In today's "Information Fluency/Literacy" search feed, I found this article:

Students create content to fight disinformation, revive media trust

I've always valued students creating content, not just curriculum writers. As a curriculum author, it's easy to create what one thinks will grab students' attention and result in learning. But experience has taught me that giving projects to students to complete is hard to beat in terms of attention-getting and self-directed learning. For that reason, I applaud the Out of the Box Media Literacy Initiative for their efforts establishing a contest inviting students to answer pressing questions about disinformation, hate speech, and media distrust. 
To participate in the contest, students prepared 90-second original videos. Here are the guidelines:
  • 1st Category: High school students
    How should a media and information literate individual address fellow citizens who are misinformed, hateful, or discriminatory?
  • 2nd Category: College students
    How can media and information literacy help in reviving public trust lost in the media due to disinformation and hate speech?
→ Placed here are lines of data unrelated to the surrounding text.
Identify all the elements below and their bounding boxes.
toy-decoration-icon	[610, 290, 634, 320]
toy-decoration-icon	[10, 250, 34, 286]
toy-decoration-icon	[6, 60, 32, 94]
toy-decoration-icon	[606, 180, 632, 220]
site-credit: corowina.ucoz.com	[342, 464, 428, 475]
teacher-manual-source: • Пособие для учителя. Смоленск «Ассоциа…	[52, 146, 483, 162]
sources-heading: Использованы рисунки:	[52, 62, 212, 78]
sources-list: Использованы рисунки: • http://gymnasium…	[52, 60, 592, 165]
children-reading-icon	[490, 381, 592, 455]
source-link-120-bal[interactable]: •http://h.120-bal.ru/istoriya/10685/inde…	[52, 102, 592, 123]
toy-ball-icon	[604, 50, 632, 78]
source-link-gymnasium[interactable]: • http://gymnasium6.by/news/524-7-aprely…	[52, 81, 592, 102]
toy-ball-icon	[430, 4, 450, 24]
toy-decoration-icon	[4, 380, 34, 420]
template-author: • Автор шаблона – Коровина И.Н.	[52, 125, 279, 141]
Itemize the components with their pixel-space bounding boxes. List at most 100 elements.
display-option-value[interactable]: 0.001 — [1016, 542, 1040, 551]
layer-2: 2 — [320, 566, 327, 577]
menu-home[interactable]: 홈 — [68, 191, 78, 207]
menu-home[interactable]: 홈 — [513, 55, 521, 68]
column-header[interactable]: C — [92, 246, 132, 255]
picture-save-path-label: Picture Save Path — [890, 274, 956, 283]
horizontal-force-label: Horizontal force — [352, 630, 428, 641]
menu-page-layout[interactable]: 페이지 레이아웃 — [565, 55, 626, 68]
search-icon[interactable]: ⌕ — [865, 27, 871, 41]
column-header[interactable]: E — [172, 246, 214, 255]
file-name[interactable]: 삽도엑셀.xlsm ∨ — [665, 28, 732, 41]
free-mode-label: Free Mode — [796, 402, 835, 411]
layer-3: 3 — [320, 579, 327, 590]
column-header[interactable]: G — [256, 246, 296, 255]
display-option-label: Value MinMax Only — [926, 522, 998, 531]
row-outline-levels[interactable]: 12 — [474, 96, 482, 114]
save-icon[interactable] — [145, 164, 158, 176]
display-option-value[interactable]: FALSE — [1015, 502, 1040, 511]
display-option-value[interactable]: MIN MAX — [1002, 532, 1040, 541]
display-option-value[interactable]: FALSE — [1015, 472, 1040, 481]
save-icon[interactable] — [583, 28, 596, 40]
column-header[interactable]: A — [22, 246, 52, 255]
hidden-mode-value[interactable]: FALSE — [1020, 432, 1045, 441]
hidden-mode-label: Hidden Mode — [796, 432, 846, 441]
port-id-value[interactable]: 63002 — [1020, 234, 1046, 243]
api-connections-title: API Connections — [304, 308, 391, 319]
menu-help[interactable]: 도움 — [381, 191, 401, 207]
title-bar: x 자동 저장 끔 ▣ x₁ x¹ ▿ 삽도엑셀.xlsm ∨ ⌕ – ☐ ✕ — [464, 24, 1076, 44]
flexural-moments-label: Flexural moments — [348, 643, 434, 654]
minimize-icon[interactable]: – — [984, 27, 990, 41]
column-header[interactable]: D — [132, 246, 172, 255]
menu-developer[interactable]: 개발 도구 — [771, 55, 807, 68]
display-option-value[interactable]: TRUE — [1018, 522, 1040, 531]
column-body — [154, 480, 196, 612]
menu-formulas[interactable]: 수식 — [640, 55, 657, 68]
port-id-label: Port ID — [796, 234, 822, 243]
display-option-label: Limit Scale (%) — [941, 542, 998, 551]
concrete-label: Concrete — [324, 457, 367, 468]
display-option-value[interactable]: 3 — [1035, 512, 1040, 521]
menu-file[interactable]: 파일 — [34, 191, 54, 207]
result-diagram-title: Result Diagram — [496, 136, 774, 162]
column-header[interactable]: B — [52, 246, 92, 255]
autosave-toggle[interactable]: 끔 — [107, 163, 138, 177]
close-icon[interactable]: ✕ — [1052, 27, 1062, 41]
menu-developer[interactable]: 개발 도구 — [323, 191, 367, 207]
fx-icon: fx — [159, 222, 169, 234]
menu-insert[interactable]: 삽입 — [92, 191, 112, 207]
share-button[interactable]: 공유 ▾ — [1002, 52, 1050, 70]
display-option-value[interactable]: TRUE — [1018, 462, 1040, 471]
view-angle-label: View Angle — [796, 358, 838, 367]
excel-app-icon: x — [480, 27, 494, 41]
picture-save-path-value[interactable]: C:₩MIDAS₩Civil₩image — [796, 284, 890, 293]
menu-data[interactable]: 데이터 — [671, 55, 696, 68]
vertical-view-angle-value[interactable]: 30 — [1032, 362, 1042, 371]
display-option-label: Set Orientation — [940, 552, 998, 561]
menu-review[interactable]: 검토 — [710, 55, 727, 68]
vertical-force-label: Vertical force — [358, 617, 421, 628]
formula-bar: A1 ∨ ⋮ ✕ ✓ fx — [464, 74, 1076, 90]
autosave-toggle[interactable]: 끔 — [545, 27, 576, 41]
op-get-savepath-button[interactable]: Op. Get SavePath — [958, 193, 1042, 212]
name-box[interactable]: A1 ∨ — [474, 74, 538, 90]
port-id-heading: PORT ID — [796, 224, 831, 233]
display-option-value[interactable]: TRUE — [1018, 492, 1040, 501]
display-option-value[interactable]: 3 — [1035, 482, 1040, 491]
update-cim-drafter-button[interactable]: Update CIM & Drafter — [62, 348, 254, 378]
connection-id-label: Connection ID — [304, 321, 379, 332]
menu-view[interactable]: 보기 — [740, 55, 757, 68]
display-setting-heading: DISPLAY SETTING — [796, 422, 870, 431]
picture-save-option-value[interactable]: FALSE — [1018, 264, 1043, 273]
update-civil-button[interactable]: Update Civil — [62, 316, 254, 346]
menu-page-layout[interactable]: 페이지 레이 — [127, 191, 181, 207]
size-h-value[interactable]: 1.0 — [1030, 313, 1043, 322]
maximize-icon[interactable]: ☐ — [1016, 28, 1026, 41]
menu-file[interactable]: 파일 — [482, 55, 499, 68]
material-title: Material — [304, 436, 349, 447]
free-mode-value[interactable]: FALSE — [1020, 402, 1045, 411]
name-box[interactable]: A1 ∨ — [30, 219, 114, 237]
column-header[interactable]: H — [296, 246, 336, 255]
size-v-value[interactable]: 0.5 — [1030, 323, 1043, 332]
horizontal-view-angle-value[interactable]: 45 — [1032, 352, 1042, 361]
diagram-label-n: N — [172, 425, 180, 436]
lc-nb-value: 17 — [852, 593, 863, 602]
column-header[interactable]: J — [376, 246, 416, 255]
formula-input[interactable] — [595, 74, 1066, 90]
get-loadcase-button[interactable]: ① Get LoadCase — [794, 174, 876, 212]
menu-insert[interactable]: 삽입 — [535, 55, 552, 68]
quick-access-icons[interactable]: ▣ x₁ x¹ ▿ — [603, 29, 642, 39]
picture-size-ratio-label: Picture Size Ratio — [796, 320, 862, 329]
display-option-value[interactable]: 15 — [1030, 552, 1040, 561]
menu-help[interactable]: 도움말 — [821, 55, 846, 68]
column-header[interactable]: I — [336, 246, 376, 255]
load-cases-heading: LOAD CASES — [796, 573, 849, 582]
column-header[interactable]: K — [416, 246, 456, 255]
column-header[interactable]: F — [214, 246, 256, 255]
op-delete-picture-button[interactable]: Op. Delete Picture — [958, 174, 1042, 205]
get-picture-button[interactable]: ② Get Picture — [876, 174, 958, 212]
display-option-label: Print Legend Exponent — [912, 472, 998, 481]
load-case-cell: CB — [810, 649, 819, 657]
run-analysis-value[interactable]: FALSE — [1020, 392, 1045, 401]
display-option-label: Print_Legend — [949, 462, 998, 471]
The winning submission in the high school category emphasized "the duty to promote a culture of critical thinking combined with compassion. 'While you come across many who are ignorant, take a moment to not only remind them, but yourself of your intentions. Engage, not isolate. Encourage, not demoralize.'” (Allen Justin Mauleon, 2022)

Watch the video here

This contest took place in the Philippines as part of Global Media and Information Literacy Week in October, 2022.